Hi,
On Jul 23, Otto Kekäläinen wrote:
Have you considered using AUTH_SWITCH_REQUEST for that purpose? That would allow redirect to happen after switch to TLS and client/server certificate validation.
One of the main use cases at the moment is to redirect clients to another server when this current server is being shut down.
For that we need to be able to send the redirect information in the middle of the session, not only when a connection is being established. Both session tracking and error message approach allow that.
Not strictly so - we don't *need* to send the redirect information in the middle of the session. The session can just be dropped, and when clients automatically reconnect they will get the error message (if old client software) or do an automatic redirect to the new server (if https://github.com/MariaDB/server/pull/2681 is merged).
First, this requires the client to perform one extra connection attempt, just to get the redirection information. This sounds like a waste of time. And also this is not guaranteed to work - if the server shuts down, the socket might be already closed, so the client simply won't be able to connect again.
It is not a waste of time as the time it takes to attempt a connection and get an error+redirect reply is minimal. The actual delay of how much time is "wasted" in a switchover situation comes from how quickly the server A is able to drain all connections and server B to sync up and get promoted to primary, and that is the time the design should focus to optimize. It is guaranteed to work as long as the DBA keeps the server running and redirecting - just like with HTTP 301 redirects.
Second, it aborts the session in the middle where the client might not expect it. For example, in the middle of the transaction. Some clients might be able to replay it, others might not. That's why I suggest to let the client decide when it can reconnect.

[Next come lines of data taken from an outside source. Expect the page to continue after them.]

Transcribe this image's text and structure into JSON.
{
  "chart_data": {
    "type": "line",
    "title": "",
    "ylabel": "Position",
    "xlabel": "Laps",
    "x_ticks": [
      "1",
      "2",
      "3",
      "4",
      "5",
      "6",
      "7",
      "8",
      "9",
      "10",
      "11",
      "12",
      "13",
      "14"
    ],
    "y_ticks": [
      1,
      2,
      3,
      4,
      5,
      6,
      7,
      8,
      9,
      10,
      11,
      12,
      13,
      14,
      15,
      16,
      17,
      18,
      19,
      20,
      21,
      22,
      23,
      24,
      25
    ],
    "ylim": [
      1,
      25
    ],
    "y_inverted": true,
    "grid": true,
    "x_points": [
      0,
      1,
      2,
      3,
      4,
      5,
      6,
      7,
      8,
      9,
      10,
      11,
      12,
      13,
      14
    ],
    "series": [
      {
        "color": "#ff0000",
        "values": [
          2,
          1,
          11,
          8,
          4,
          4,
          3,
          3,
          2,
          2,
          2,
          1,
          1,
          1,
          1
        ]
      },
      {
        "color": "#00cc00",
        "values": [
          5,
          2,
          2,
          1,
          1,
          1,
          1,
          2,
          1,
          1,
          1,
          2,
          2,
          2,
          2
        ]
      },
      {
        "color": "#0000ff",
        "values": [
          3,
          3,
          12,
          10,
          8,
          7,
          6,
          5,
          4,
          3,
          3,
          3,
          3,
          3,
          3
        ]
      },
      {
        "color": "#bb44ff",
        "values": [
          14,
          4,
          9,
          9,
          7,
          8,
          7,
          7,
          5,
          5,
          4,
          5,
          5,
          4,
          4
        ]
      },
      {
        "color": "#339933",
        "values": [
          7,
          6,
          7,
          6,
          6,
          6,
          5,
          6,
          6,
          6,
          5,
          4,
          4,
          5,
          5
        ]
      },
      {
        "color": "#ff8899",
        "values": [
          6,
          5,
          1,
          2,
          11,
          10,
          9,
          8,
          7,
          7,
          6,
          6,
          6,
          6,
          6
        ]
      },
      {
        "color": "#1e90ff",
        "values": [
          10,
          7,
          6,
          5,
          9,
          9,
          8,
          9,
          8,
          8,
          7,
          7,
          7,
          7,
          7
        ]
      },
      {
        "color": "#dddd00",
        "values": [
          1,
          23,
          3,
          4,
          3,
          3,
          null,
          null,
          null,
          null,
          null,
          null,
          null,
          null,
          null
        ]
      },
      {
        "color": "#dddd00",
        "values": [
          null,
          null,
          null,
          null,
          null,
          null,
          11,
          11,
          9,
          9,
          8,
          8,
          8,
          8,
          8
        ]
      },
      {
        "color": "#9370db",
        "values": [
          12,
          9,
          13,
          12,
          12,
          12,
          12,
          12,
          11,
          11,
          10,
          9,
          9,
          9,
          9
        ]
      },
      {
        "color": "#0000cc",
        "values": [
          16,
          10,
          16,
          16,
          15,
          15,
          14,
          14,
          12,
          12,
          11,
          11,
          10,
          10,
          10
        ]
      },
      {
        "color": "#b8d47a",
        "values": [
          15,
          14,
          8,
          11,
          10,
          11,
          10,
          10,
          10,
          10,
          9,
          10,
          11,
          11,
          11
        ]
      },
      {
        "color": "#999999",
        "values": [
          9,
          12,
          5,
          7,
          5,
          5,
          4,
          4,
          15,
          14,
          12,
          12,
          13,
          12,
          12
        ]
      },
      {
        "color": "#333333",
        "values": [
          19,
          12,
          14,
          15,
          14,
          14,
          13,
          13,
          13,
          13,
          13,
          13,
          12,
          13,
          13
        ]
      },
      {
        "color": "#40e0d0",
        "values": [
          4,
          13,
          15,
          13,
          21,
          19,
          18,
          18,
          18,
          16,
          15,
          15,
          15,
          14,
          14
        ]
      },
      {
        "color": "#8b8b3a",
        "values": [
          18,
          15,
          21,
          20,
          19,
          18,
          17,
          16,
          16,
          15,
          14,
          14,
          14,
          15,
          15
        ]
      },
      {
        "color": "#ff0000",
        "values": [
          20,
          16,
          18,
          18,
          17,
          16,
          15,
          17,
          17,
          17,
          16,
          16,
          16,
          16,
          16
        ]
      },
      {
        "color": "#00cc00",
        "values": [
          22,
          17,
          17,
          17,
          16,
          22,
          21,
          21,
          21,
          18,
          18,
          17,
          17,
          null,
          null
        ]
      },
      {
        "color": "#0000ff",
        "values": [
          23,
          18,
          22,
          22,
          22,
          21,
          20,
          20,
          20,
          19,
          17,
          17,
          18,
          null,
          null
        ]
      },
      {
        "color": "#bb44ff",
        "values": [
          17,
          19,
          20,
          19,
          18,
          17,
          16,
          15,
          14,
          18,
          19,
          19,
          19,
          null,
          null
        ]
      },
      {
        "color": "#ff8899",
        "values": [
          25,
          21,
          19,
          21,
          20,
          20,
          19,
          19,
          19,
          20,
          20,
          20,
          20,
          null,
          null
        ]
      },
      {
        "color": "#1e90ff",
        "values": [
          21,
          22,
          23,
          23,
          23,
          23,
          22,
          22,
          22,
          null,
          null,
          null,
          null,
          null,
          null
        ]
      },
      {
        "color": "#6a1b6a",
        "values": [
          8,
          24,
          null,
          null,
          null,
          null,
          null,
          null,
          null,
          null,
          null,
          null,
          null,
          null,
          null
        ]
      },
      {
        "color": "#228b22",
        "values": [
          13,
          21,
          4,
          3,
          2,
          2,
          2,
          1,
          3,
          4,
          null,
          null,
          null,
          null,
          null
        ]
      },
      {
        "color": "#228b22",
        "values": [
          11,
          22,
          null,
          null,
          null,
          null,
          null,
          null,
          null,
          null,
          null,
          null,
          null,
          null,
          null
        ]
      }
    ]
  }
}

The switchover is initiated and decided by the DBA controlling the server. You cannot possibly expect it to be controlled by the client - and in particular to be decided by the *slowest* client. The server can allow some time for the draining of existing connections to happen, but eventually it needs to tell old client connections to stop, and only after the redirect has started for new connections + all existing connections have been dropped can the actual switchover proceed by promoting a new primary.
This is similar to how HTTP 301/302 redirects work, and pretty sweet as it allows to gracefully drain the old server and for clients to fall back on tried-and-tested semantics on what is done on connection interrupts.
HTTP is stateless, what it does cannot always be blindly applied to the very much stateful MariaDB client-server protocol.
And, really, I don't understand how phrases "session can just be dropped" and "gracefully drain the old server" can be used in adjacent statements. There's nothing graceful about forcefully dropping the connection.
Perhaps not directly graceful, but at least all production grade clients have some mechanisms to cope with network interruptions and such. If you introduce a 'recommendation' based direct, it will lead clients to implement completely novel logic which in worst case leads to clients competing on which one is the last to use the old server to minimize per-client downtime and making system level total downtime in switchover worse for all other clients. Thus introducing a redirection that is based on server denying new connections will nicely align with existing error handling logic in clients.